In the manufacturing method of the package substrate 2 of the present invention, the protective layer 23 is formed on the second surface 21b of the first encapsulant 21 to prevent the second surface 21b of the first encapsulant 21 from being impacted by a hand or external force. The scratching can prevent the first encapsulant 21 from being broken, thereby reducing the scrap rate of the product.

Moreover, the protective layer 23 is formed on the second electrical connection pad 222, so that the second electrical connection pad 222 can be covered by the protective layer 23 before the packaging process, thereby preventing the second electrical property. Since the connection pad 222 is oxidized, the method of the present invention does not require an organic flux-preserving process, and the protective layer 23 is formed by a simple plating process, thereby effectively reducing the manufacturing cost.

3A to 3D are cross-sectional views showing the manufacturing method of the semiconductor package 3, 3' of the present invention.

As shown in FIG. 3A, the process of the second embodiment is continued to perform a packaging process by disposing at least one semiconductor component 25 on the crystal region D of the first surface 21a of the first encapsulant 21 by the adhesive layer 250 ( That is, as the first electrical connection pad 221' of the pad, the plurality of bonding wires 26 are electrically connected to the first electrical connection pad 221 of the semiconductor device 25 and the periphery of the crystal region D. In other embodiments, the semiconductor device 25 can also be disposed on and electrically connected to the first electrical connection pad 221 by using a flip chip.

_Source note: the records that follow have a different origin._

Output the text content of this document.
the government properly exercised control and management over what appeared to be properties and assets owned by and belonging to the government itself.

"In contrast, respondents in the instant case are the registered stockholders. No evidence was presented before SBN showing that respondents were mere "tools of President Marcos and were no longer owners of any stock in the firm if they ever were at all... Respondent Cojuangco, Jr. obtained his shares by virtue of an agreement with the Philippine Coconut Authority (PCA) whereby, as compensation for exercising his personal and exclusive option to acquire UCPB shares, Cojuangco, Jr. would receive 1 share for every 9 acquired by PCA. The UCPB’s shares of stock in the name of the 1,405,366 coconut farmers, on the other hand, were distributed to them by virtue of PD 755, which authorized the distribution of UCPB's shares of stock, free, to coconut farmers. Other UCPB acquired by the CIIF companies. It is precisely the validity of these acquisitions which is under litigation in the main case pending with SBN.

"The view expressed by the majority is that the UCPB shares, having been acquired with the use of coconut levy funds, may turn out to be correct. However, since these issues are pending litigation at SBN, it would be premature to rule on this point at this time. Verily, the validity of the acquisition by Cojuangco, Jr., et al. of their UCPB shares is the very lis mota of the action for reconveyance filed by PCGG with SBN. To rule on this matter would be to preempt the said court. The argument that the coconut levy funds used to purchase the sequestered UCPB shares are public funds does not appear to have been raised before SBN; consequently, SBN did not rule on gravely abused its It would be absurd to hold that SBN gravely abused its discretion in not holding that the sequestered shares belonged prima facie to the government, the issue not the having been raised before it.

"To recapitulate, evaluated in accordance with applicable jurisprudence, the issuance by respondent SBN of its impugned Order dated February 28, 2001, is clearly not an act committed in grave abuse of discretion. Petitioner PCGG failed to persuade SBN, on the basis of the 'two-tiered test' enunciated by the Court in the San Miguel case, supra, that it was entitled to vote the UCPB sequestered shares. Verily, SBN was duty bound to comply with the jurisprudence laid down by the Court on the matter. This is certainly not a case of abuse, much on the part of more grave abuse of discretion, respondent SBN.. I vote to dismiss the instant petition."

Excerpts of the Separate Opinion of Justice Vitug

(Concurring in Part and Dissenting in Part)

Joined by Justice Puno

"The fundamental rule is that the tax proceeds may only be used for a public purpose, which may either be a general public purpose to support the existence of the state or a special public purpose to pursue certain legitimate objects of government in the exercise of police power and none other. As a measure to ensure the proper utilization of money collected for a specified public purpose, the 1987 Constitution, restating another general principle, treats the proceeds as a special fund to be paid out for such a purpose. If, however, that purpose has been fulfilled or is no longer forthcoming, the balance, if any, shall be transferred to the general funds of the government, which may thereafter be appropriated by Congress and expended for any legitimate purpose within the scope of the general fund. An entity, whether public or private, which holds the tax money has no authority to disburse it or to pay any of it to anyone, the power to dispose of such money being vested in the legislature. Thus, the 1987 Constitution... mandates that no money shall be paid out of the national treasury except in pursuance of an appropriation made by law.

Next, a second encapsulant 27 is formed on the first surface 21a of the first encapsulant 21 to encapsulate the semiconductor component 25 and the bonding wires 26. In the embodiment, the second encapsulant 27 is filled into the frame 20.

As shown in FIG. 3B, the protective layer 23 is removed to expose the second surface 21b of the first encapsulant 21 and the second electrical connection pad 222.

In this embodiment, the protective layer 23 is removed by etching, so that part of the material of the second electrical connection pad 222 is removed, and the second electrical connection pad 222 ′ is recessed into the first The second surface 21b of the encapsulant 21 is under the package.

As shown in Fig. 3C, a ball bonding process is performed to form a plurality of solder balls 28 on the second electrical connection pads 222' to form the semiconductor package 3. The solder balls 28 at the crystal zone D can be used for heat dissipation.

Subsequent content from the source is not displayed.